Malheureusement, les meilleures intentions ne suffisent pas à transformer le plomb en or, et les partis-pris les plus enthousiasmants ne peuvent compenser à eux seuls les incongruités monstrueuses que peuvent engendrer une narration épileptique et une intrigue insuffisamment charpentée. En clair, si Andy Smillie signe avec Mountain Eater une entrée fracassante dans Hammer & Bolter, c’est sa réputation d’auteur qui en fait les frais et finit éparpillée à la lecture de ce premier texte.

Les ennuis commencent rapidement pour Darhur et le lecteur, chacun se retrouvant confronté à une épreuve quasi insurmontable. Pour le chasseur, secondé par un croc de sabre nommé Golg ainsi qu’un trio de gnoblars (le vieux Snikkit, le fourbe Najkit et le crétin Brija) au comportement aussi douteux que l’utilité narrative, il s’agit de trouver et de tuer un Cannibale. La bestiole ayant décidé d’escalader le plus haut pic de la région en pleine tempête de neige, le job de Darhur tourne vite au chemin de croix.
Le lecteur, quant à lui, essaye tant bien que mal de comprendre le pourquoi du comment de cette quête, dont les tenants et les aboutissants ne cessent de varier au fil des pages. D’après ce que j’en ai compris, Darhur a été chassé de sa tribu après qu’il ait tué un Ventre-Dur, dont le gnoblar avait auparavant éborgné son croc de sabre. Seulement, Smillie sous-entend un peu plus loin que le tyran de la tribu a en fait envoyé le chasseur traquer la bête ayant boulotté son gnoblar porte-bonheur favori, et qu’il pourrait donc rentrer une fois la bête abattue.

À cette première contradiction viennent se greffer des lacunes évidentes en matière de storytelling, dont le trio des gnoblars fait principalement les frais.
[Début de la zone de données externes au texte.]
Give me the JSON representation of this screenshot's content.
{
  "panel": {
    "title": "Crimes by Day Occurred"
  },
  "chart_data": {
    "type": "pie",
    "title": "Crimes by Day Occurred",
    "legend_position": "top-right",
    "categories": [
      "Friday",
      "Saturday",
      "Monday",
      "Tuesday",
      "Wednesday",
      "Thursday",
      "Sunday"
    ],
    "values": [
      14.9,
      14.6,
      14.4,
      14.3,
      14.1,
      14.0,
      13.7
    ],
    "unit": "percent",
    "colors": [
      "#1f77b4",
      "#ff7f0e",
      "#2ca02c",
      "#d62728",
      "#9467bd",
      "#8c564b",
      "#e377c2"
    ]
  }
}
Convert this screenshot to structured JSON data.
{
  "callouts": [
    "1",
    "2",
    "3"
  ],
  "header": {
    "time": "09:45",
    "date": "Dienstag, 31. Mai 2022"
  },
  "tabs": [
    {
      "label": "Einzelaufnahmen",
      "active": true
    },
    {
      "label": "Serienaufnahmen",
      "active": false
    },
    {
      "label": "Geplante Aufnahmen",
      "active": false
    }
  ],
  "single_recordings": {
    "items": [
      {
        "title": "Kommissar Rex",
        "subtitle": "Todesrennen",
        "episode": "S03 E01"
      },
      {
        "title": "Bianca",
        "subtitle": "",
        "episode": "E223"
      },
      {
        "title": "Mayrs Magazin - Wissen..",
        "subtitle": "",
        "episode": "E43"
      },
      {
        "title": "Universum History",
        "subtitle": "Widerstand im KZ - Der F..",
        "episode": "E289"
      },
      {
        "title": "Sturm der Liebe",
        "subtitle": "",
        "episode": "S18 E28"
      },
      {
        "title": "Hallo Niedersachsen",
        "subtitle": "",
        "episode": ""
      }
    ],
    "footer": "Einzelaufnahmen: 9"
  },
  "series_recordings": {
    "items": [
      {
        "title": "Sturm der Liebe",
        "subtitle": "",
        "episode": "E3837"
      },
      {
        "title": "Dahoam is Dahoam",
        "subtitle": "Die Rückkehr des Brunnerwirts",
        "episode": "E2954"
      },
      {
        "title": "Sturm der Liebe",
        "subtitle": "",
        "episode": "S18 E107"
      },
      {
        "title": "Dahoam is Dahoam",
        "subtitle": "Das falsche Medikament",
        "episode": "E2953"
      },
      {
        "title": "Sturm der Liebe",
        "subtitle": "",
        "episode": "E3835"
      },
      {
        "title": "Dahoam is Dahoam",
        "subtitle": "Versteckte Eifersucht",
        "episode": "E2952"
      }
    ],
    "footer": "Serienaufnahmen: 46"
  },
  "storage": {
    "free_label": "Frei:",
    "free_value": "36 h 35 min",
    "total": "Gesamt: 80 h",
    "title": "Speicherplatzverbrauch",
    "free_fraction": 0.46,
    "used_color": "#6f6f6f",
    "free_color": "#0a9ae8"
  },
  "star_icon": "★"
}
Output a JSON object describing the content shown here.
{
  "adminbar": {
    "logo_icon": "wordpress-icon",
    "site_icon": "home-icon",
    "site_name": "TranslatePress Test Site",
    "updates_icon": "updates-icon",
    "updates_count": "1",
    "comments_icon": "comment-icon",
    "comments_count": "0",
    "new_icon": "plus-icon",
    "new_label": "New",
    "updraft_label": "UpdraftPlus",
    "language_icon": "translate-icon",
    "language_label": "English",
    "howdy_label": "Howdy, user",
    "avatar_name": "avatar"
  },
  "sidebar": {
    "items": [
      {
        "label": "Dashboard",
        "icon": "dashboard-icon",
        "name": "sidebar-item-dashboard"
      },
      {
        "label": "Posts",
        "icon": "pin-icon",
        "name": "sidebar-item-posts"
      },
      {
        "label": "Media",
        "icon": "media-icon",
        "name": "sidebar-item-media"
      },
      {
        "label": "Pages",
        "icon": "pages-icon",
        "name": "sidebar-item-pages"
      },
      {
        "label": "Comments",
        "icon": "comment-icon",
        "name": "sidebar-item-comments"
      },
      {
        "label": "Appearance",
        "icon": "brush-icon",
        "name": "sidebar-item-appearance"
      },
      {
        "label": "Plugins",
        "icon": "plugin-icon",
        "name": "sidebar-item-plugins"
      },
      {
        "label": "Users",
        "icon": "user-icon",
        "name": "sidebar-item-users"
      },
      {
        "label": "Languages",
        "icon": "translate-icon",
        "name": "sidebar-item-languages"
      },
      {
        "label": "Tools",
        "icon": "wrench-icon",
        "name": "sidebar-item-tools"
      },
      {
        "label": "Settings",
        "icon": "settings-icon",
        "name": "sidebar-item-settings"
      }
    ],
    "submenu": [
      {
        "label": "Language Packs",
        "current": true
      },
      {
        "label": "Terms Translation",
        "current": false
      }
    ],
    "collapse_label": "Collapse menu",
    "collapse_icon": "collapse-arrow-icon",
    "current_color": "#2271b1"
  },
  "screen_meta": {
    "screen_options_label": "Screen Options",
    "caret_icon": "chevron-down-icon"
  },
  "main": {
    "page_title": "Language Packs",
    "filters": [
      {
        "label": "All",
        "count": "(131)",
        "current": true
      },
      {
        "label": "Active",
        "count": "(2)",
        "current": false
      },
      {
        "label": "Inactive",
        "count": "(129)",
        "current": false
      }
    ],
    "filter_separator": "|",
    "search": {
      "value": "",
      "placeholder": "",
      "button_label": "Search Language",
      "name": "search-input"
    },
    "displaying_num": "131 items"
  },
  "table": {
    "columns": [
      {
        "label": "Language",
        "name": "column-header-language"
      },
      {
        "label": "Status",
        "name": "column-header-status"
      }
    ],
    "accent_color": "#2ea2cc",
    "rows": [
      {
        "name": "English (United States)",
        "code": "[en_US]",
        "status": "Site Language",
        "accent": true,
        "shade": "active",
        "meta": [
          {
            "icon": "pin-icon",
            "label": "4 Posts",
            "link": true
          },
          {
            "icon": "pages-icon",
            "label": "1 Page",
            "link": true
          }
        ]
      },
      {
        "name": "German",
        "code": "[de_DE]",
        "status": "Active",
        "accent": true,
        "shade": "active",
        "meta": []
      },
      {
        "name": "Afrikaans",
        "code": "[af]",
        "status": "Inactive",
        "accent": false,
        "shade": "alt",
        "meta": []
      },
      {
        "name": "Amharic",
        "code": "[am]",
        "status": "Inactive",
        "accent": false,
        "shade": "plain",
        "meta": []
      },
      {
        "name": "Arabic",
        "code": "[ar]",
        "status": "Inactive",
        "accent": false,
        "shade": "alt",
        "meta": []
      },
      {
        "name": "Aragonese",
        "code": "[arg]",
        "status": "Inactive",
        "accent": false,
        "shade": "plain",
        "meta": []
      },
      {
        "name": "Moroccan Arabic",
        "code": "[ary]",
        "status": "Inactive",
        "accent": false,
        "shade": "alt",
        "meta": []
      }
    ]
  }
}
Concentré sur les personnages de Darhur et de Golg, Smillie oublie en effet régulièrement de développer les actions et les motivations des petits peaux vertes, dont on peine à suivre le parcours des plus hachés.
Ainsi, lorsque Darhur les envoie explorer une grotte au début de la nouvelle, Najkit balance tout d’un coup son couteau sur Snikkit, sans aucune explication. Il le rate. Fin de l’histoire. On ne saura jamais ce qu’a fait Snikkit pour mériter cette tentative de meurtre, ce dernier ne se formalisant même pas de la pulsion homicide de son comparse.
Un peu plus tard, quand la petite bande est attaquée par un Dos-Gris dont elle a envahie la caverne pour se mettre à l’abri d’une tempête de neige, l’auteur déclare soudainement que Najkit a bu tellement de pisse de yéti (on se saoule avec ce qu’on a sous la main) entre le moment où ils sont entrés s’abriter et le retour de la bête qu’il cuve tranquillement dans un coin pendant l’attaque… qui a pourtant l’air de se dérouler quelques instants après l’intrusion.
Ce manque de suivi, maladroitement rattrapé par quelques évocations balancées de temps en temps, est d’ailleurs particulièrement patent pendant la tempête de neige en question: à cette occasion, Smillie se consacre exclusivement au calvaire subi par Darhur, qui finit par tomber d’épuisement, et ne doit son salut qu’à l’acharnement de son croc de sabre, qui le réveille à force de morsure et le guide jusqu’à la tanière du yéti. On s’attendrait alors que l’auteur nous explique que les gnoblars ont péri des heures plus tôt, victimes des éléments déchaînés. Comment auraient-ils pu en effet survivre à une escalade capable d’épuiser un chasseur ogre à ce point? Et bien non, pas du tout, ils vont très bien (peut-être un peu froid tout de même), et arrivent dans la caverne quelques instants plus tard. Et quand Smillie fait dire à Darhur qu’il « les avait oubliés », comme pour justifier cette apparition miraculeuse, j’y vois comme un aveu de l’auteur de sa propre omission.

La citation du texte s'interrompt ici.